McDonough County Genealogical Society
It would be easy for Margaret Reno Vance to fade into the early history of McDonough County, but she was truly one of the county’s founding mothers. Margaret and her husband, James Vance, arrived in the area in the 1820s when both were already in their 60s — an age when most settlers of the time would have avoided the hardships of frontier life. Instead, they chose to leave Tennessee and help build a new community in what was then an unsettled wilderness. Their descendants still live in McDonough County today.
Margaret was born in 1762, likely in either Pennsylvania or Tennessee, to John Reno and Susannah Thorn. At just 19 years old, she married James Vance in White County, Tennessee, in 1782. Together they raised a large family of 12 or 13 children. Family tradition says Margaret and James traveled to Illinois by ox team with her nephew, Jonathan Reno, arriving a year before McDonough County was officially created in 1825.

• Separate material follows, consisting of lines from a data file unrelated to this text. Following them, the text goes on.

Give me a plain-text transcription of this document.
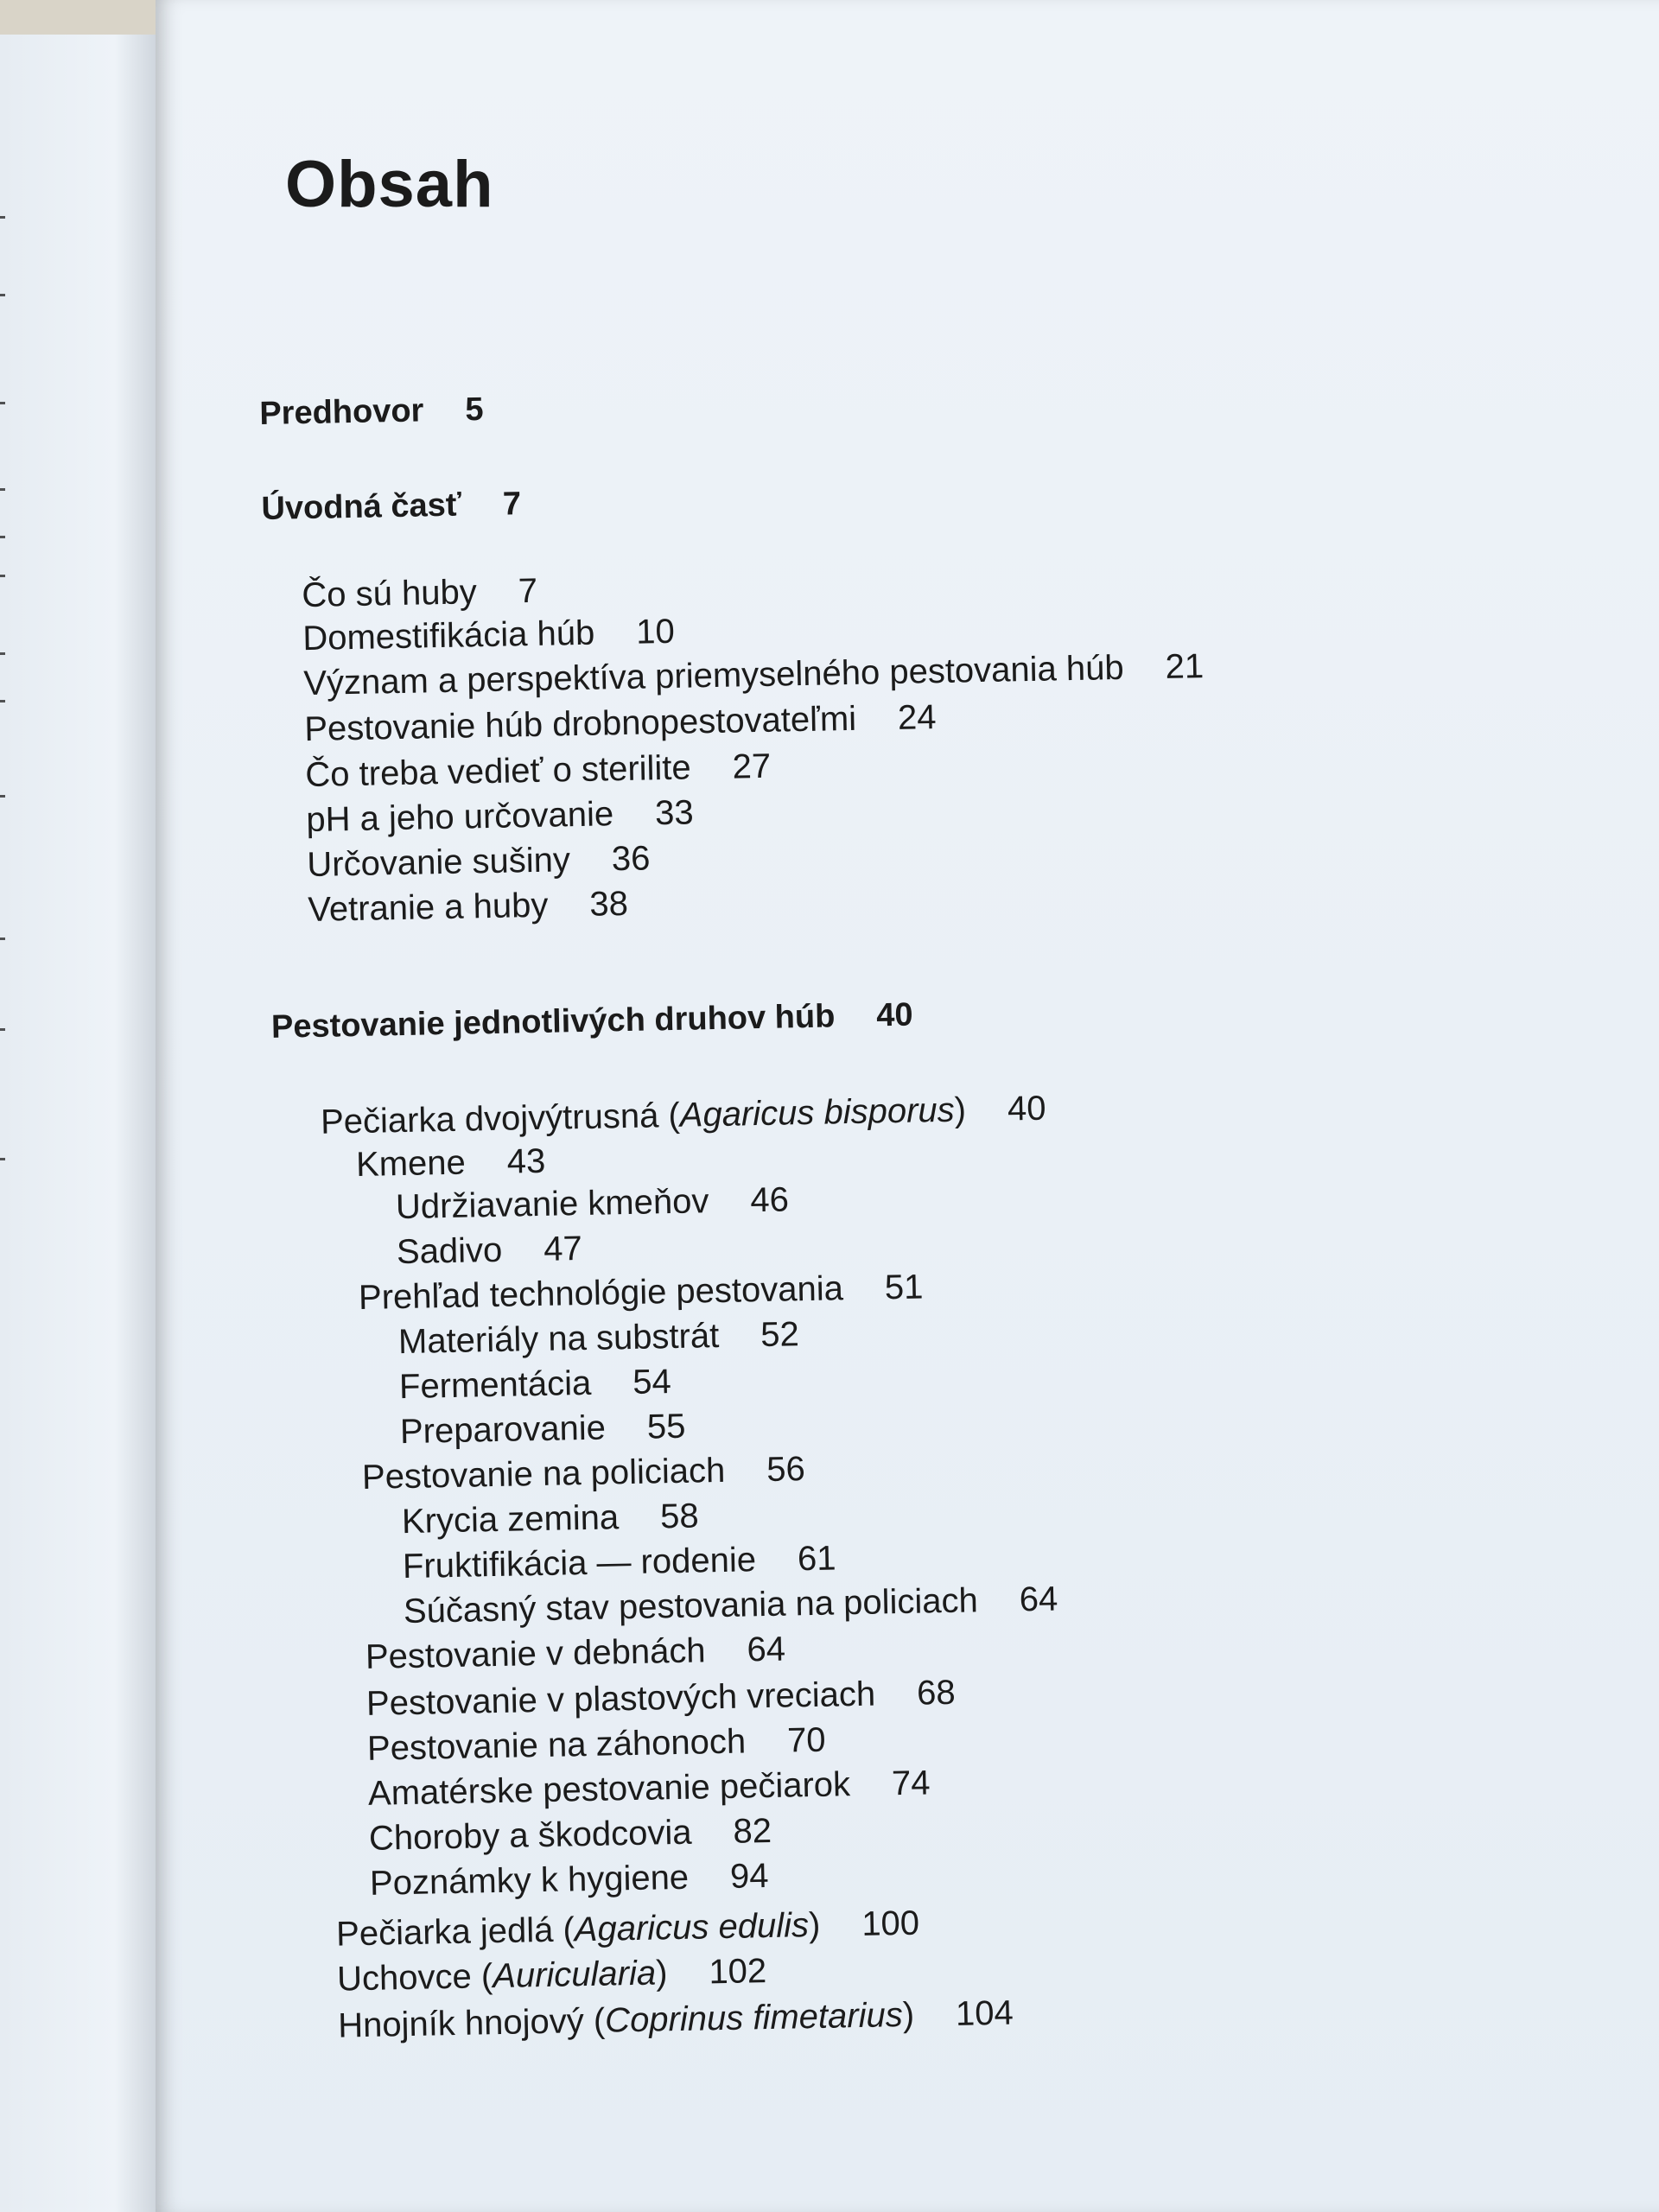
Obsah
Predhovor 5
Úvodná časť 7
Čo sú huby 7
Domestifikácia húb 10
Význam a perspektíva priemyselného pestovania húb 21
Pestovanie húb drobnopestovateľmi 24
Čo treba vedieť o sterilite 27
pH a jeho určovanie 33
Určovanie sušiny 36
Vetranie a huby 38
Pestovanie jednotlivých druhov húb 40
Pečiarka dvojvýtrusná (Agaricus bisporus) 40
Kmene 43
Udržiavanie kmeňov 46
Sadivo 47
Prehľad technológie pestovania 51
Materiály na substrát 52
Fermentácia 54
Preparovanie 55
Pestovanie na policiach 56
Krycia zemina 58
Fruktifikácia — rodenie 61
Súčasný stav pestovania na policiach 64
Pestovanie v debnách 64
Pestovanie v plastových vreciach 68
Pestovanie na záhonoch 70
Amatérske pestovanie pečiarok 74
Choroby a škodcovia 82
Poznámky k hygiene 94
Pečiarka jedlá (Agaricus edulis) 100
Uchovce (Auricularia) 102
Hnojník hnojový (Coprinus fimetarius) 104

The journey west would have been difficult for anyone, but especially for a couple their age traveling with family members and possessions into a region with few roads, homes, or comforts. Margaret’s role in keeping the family together through those years of migration and settlement was essential. Like many pioneer women, her work often went unrecorded, yet it was critical to the family’s survival and success. She spent decades raising children, supporting the westward move, and helping to establish a permanent home on the frontier.
Several of the Vance children settled in McDonough County with their parents, including Mary “Polly”, Agnes “Nancy,” John, William, Martha, and James Jr. Margaret and James quickly became part of the county’s earliest civic life. Their youngest daughter, Martha Ramsey Vance, married John Wilson on October 29, 1828, becoming the first bride to be married in McDonough County. James Sr. later served as a Justice of the Peace and performed many of the county’s earliest marriages before his death in 1835.
Even in old age, Margaret remained the center of her family. In 1840, at the age of 78, she was listed as head of a household that likely included her unmarried daughters Mary “Polly” and Agnes “Nancy.” By 1850, Margaret was 88 years old and living with her youngest son, James. Polly and Nancy, both in their 60s, are listed as living at James’s.
Today, east of Industry along the Vermont blacktop, the quiet Vance Cemetery rests among the rich farm fields of McDonough County. More than a dozen descendants of James and Margaret Reno Vance are buried there — a lasting reminder of one family’s sacrifices and contributions to the founding of the county.